In this thesis, detailed solutions are presented to several problems dealing with geometric shape and orientation of an object in the field of robotics and automation. We first have considered a general model for shape variations that allows variation along the entire boundary of an object, both in two and three-dimensional space. Based on this model of shape variation, we have studied the problem of orienting planar parts. We have focused on orienting a planar imperfect part with pushing by placing a single friction-less line like jaw in different orientations. We then have shown how the family of possible parts defined by this model can be simultaneously oriented into the smallest possible interval of final orientations after applying a bounded predetermined number of pushes.
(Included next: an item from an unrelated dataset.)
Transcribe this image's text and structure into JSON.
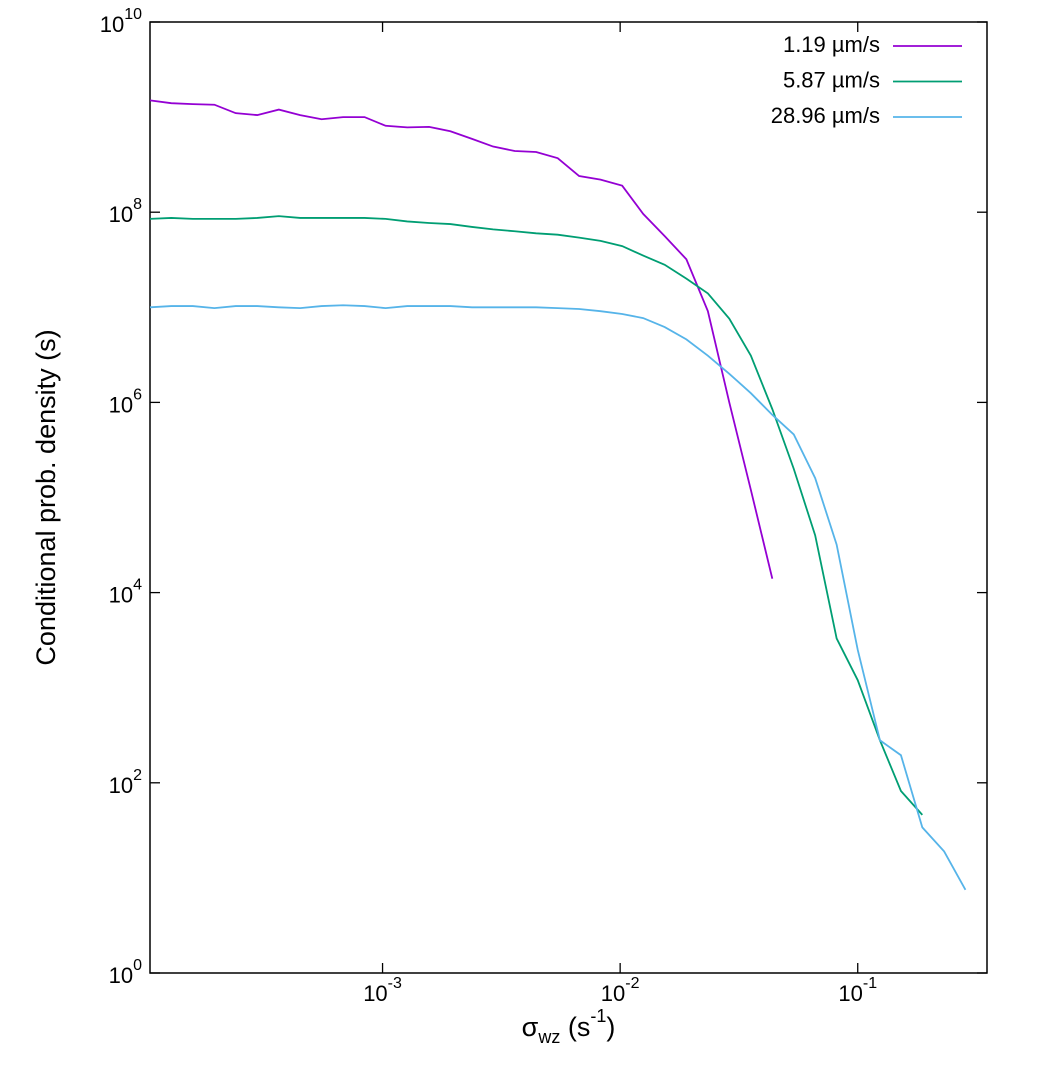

We have considered the same model and investigated the locus of the center of mass for parts with shape variation. We have considered parts with uniform mass distribution and bounded the location of the center of mass for both two and three-dimensional cases. Pose statistics is a fundamental topic related to part orienting. We have considered a family of 3D objects whose initial pose is uniformly random. We assumed that the object falls onto a flat surface in presence of gravity under quasi-static conditions. We defined a type of geometric eccentricity and showed that 3D eccentric objects with high probability rest at a pose, which is close to a specific plane or specific line. In this work, we also investigated a novel type of geometric probing. The goal is to interactively determine geometric shape and orientation of an unknown objects by using special measurements. We have defined a type of proximity probing which returns the distance to the boundary of the object in question. This work has concentrated on the case where the object is a convex polygon P in the plane. The goal is to find an upper bound on the number of measurements required to exactly determine P. We have proposed an algorithm that the number of requiring probes is linear in the number of vertices. Furthermore, our method is computationally very efficient, requiring only constant computation time per probe, for a total linear time complexity. We also considered the same task of using these proximity probes to identify P, but from a finite set of convex polygons. We presented an algorithm achieving this and bound the number of probes.